Besonders Maier nicht, und doch war er es, dem die bedrohlichen Zeichen am meisten galten. Er hatte kein Auge dafür, kein Ohr, kein Verstehen. Er vegetierte in den Tag hinein, als wenn ihm der graue Himmel voller Zimbeln und Baßgeigen hinge, bis eines Abends ...

Es ging stark in den Advent hinein.

Die vom Niederrhein dachten ernstlich daran, sich auf Weihnachten vorzubereiten, unter den Christbäumchen der nahegelegenen Hügellehne Umschau zu halten und die großen Porzellanterrinen, die unbeachtet in den Glasservanten gestanden hatten, für Silvester mobil zu machen.

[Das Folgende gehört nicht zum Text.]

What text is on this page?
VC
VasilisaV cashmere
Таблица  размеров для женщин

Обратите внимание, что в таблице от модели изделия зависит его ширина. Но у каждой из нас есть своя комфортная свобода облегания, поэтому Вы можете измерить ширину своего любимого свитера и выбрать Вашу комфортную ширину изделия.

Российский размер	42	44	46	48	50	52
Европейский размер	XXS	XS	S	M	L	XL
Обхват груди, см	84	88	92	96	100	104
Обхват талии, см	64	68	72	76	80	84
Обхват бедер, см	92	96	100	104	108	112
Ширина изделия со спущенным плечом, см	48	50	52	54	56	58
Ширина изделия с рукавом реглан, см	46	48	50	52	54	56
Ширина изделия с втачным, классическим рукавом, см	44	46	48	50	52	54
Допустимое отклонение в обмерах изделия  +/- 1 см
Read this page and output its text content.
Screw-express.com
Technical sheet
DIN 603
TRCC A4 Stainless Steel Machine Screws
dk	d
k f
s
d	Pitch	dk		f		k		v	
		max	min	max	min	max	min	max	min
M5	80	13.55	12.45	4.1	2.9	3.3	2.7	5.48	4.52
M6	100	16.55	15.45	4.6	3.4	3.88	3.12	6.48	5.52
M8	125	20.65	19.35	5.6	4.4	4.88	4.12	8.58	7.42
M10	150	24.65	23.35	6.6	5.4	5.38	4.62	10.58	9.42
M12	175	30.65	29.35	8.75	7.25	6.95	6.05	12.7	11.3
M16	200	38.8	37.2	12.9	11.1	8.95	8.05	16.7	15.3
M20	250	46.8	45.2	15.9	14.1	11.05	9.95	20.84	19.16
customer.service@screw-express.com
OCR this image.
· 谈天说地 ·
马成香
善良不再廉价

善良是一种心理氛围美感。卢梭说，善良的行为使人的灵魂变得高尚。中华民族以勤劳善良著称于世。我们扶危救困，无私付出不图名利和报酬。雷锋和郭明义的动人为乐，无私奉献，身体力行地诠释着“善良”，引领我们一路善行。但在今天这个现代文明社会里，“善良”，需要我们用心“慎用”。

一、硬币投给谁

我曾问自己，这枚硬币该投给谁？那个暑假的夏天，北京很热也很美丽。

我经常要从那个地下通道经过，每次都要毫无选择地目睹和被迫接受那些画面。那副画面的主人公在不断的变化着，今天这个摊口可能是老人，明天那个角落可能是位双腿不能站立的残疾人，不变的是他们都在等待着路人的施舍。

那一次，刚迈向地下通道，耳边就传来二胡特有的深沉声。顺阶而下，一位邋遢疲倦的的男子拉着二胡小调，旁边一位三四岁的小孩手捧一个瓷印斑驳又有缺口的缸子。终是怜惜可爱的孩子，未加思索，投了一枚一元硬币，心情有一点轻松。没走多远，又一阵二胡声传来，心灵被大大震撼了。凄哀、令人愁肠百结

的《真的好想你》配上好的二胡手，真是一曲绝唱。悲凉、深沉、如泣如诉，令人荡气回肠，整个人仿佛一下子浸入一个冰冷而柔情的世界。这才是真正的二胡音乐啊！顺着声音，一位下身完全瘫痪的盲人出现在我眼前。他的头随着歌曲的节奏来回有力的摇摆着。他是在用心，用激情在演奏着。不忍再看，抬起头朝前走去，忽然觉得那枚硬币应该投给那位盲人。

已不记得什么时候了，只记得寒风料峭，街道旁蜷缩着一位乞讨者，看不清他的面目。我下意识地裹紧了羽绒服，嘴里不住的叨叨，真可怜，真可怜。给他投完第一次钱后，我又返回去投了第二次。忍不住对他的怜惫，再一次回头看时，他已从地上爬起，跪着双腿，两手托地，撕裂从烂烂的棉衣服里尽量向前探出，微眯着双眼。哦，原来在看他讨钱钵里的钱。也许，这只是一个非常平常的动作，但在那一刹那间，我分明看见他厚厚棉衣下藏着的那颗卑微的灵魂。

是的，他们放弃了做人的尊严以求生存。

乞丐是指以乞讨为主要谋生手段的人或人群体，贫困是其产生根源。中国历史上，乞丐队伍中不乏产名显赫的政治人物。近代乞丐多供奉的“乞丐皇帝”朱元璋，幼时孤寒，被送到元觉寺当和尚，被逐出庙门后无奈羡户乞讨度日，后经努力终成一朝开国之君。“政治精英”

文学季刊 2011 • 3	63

Es war kalt, dunstig und bissig geworden. Die Schneesternchen, die vereinzelt ihren Ringelreihen getanzt hatten, traten jetzt in Geschwadern auf und hüllten das ganze Land in ein flirrendes Treiben und Schaukeln. Die Seele des alten Ebenezer Scrooge konnte nicht schneidender sein als dieses Frieren und Frösteln, die Londoner City nicht verschwelter und nebeliger als die kleine Stadt in ihrem bereiften, vergrämelten und nasenspitzigen Aussehen. Die Türme schleierten ein. Ebenso die altmodischen Giebel, die krummen Häuserzeilen, die verlorenen Gassen und Gäßchen. Die Sterne hatten ihr freudenreiches Scheinen verloren, die Glocken ihr anmutiges Rufen, überall eine trostlose Lautlosigkeit: nur ab und zu das jämmerliche Schreien einer Weide in der Niederung. Das geschah jedesmal, wenn die Kälte so grimmig wurde, daß sie Bast und Borke spaltete und den Rest des überständigen Lebens zernagte. Man sah die Schatten der Krähenvögel nicht mehr, wenn sie abends über Wallgräben und Gärten fortgaukelten, um ihre Schlafstätten in den ferngelegenen Wäldern von Moyland aufzusuchen. Nur ihr Lärmen hörte man, ihr Krakeln und Krächzen, nur dann und wann das Wuchteln ihrer langsamen Schwingen. Es war eine Zeit voll unbarmherziger Öde, voller Winterleid und Winterweh und doch eine Zeit, die seltsam bewegte und ahnungsvolle Gemüter am behaglichen Ofen erschauern machte, als wenn bereits jetzt der wundersame Stern von Bethlehem und der stille Glanz der Kerzen über sie fortginge. Ach, dieses Träumen und Suchen und dieses Sichzurückversetzen in die Tage der Kindheit! in graue Tage hinein, die sich anlassen wie Glockenklänge über ruhigen Wassern, deren Spiegel sich nicht kräuseln und deren Tiefen keine Schrecknisse bergen ... Erinnerungen, Bilder, Eingebungen! ... gleichsam durch die Maschen eines feinen Gewebes gehört und gesehen, durch Gaze und Musselin, die alles verlockender und sinnfälliger wiedergeben: Schattenspiele, die die Seele bewegen.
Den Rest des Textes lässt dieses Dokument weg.